Mr. Agbodza noted that the over $100 million spent on the National Cathedral by the NPP government could have funded at least half of the Suame Interchange project in Kumasi.
“More than $100 million went into the National Cathedral,” he stated, responding to Mr. Asenso-Boakye’s remarks about the redesign of the interchange. “With that amount, we could have completed half of the Suame Interchange, saving the people of the Ashanti Region from years of delays and inconvenience.”
He emphasized that the current redesign, which omits the fourth-tier bridge, is a practical response to new road developments, including the Kumasi Outer Ring Road under the Big Push Programme. “The construction of the outer ring road will reroute most traffic heading north from the city center, reducing the capacity needed at Suame,” he explained.
Additionally, Mr. Agbodza highlighted unresolved expropriation and compensation issues left by the previous administration, which made the original four-tier plan financially and logistically unfeasible. “The fourth-tier bridge would have impacted several commercial properties, the Suame Police Station, and parts of Garden City Mall land, with costs exceeding half of the initial budget,” he said.
The Minister urged the Minority to focus on practical solutions instead of politicizing infrastructure development. “Kumasi deserves the best, and this modification, along with ongoing complementary road projects, will create a modern, efficient road network for the city and the Ashanti Region,” he concluded.

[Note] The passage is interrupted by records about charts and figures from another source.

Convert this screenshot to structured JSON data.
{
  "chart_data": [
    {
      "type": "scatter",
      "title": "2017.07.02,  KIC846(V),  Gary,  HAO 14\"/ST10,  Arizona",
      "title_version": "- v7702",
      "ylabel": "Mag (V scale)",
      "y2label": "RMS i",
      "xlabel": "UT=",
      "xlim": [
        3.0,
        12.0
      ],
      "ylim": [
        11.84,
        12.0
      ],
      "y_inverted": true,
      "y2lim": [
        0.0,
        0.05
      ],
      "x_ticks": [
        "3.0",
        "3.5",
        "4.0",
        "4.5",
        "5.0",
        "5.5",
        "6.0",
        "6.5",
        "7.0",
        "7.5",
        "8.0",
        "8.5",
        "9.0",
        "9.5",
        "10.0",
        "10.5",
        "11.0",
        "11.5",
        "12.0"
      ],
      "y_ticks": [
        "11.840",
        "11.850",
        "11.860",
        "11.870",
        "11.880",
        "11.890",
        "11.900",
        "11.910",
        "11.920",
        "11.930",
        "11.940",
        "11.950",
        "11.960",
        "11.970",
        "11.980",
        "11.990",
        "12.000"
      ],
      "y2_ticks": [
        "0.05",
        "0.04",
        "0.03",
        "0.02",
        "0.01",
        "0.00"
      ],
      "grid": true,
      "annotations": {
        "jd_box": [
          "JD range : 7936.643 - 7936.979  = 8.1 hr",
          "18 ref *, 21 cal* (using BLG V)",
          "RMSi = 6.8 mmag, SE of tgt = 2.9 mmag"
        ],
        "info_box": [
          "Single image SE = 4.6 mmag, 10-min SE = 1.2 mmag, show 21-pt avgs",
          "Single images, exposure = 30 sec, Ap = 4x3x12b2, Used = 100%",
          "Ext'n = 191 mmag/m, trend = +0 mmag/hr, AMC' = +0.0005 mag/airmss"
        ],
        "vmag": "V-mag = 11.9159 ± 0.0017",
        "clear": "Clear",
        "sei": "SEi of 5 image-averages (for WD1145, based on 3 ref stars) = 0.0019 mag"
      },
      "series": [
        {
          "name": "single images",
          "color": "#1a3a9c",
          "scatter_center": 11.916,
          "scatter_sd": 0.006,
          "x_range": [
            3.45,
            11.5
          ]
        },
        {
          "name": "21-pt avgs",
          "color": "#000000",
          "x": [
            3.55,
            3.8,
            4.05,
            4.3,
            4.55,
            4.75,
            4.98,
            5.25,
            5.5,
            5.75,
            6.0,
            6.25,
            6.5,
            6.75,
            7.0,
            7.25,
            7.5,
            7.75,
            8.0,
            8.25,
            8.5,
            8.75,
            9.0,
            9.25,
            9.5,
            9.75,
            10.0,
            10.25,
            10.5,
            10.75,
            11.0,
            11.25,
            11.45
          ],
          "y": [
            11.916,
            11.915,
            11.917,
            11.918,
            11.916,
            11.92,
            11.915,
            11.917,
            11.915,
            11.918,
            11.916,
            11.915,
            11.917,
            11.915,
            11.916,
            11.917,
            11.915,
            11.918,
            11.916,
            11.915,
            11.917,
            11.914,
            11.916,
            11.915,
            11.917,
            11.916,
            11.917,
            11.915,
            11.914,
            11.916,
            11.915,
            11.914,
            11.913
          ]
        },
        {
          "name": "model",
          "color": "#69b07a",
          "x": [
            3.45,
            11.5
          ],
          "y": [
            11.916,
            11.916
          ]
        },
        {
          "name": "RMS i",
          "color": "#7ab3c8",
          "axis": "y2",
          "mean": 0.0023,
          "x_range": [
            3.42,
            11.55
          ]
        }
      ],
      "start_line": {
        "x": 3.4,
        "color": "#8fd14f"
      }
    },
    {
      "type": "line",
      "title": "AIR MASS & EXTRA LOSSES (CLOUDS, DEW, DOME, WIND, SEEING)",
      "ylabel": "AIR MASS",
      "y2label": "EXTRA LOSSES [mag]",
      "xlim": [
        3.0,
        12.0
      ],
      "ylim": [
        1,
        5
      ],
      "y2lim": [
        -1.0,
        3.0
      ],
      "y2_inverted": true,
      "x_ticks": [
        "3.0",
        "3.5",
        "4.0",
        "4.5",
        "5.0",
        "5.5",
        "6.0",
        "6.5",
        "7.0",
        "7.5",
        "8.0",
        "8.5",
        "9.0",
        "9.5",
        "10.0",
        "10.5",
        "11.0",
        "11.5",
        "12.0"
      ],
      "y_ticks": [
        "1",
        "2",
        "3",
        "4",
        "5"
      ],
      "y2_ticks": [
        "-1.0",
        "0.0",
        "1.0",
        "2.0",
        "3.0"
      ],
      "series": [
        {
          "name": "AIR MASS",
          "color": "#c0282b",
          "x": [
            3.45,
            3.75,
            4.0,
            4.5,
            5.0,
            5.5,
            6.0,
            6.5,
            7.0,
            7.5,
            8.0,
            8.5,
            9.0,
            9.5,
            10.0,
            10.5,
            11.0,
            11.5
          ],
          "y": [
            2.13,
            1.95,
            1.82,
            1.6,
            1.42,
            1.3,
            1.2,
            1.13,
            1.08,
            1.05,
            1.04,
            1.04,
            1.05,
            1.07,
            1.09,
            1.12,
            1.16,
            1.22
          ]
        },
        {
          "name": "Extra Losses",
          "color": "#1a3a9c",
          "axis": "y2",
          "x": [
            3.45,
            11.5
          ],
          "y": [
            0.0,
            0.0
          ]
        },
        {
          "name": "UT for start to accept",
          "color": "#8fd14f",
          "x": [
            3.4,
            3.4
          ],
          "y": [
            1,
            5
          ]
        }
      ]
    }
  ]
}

On Monday, February 9, 2026, the Ashanti Caucus of the New Patriotic Party (NPP) in Parliament strongly criticized the government’s decision to scale down the Suame Interchange Project from its original four-tier design to a two-tier configuration, warning that the move will fail to resolve Kumasi’s traffic congestion and could lock the city into long-term transport challenges.
The Caucus described the move, justified by government on the basis of debt-related constraints and contractor drawdown challenges as technically flawed and inconsistent with sound urban transport planning.
At press conference, the Member of Parliament for Bantama and former Minister for Roads and Highways, Francis Asenso-Boakye, stressed that the interchange was deliberately designed as a four-tier, grade-separated system following extensive traffic modelling to address both current and future traffic volumes in Ghana’s second-largest city.
“The original design was not arbitrary. Every tier performs a specific traffic-separation function. Reducing it to two tiers fundamentally undermines the integrity of the entire system,” he warned.
The MPs noted that Kumasi is not only a regional capital but a critical national transport hub linking major north–south and east–west corridors. Persistent congestion across Suame, Krofrom, Bantama, Abrepo Junction, Anomangye, Magazine, Abusuakruwa, and the wider metropolis, they said, has already reached intolerable levels.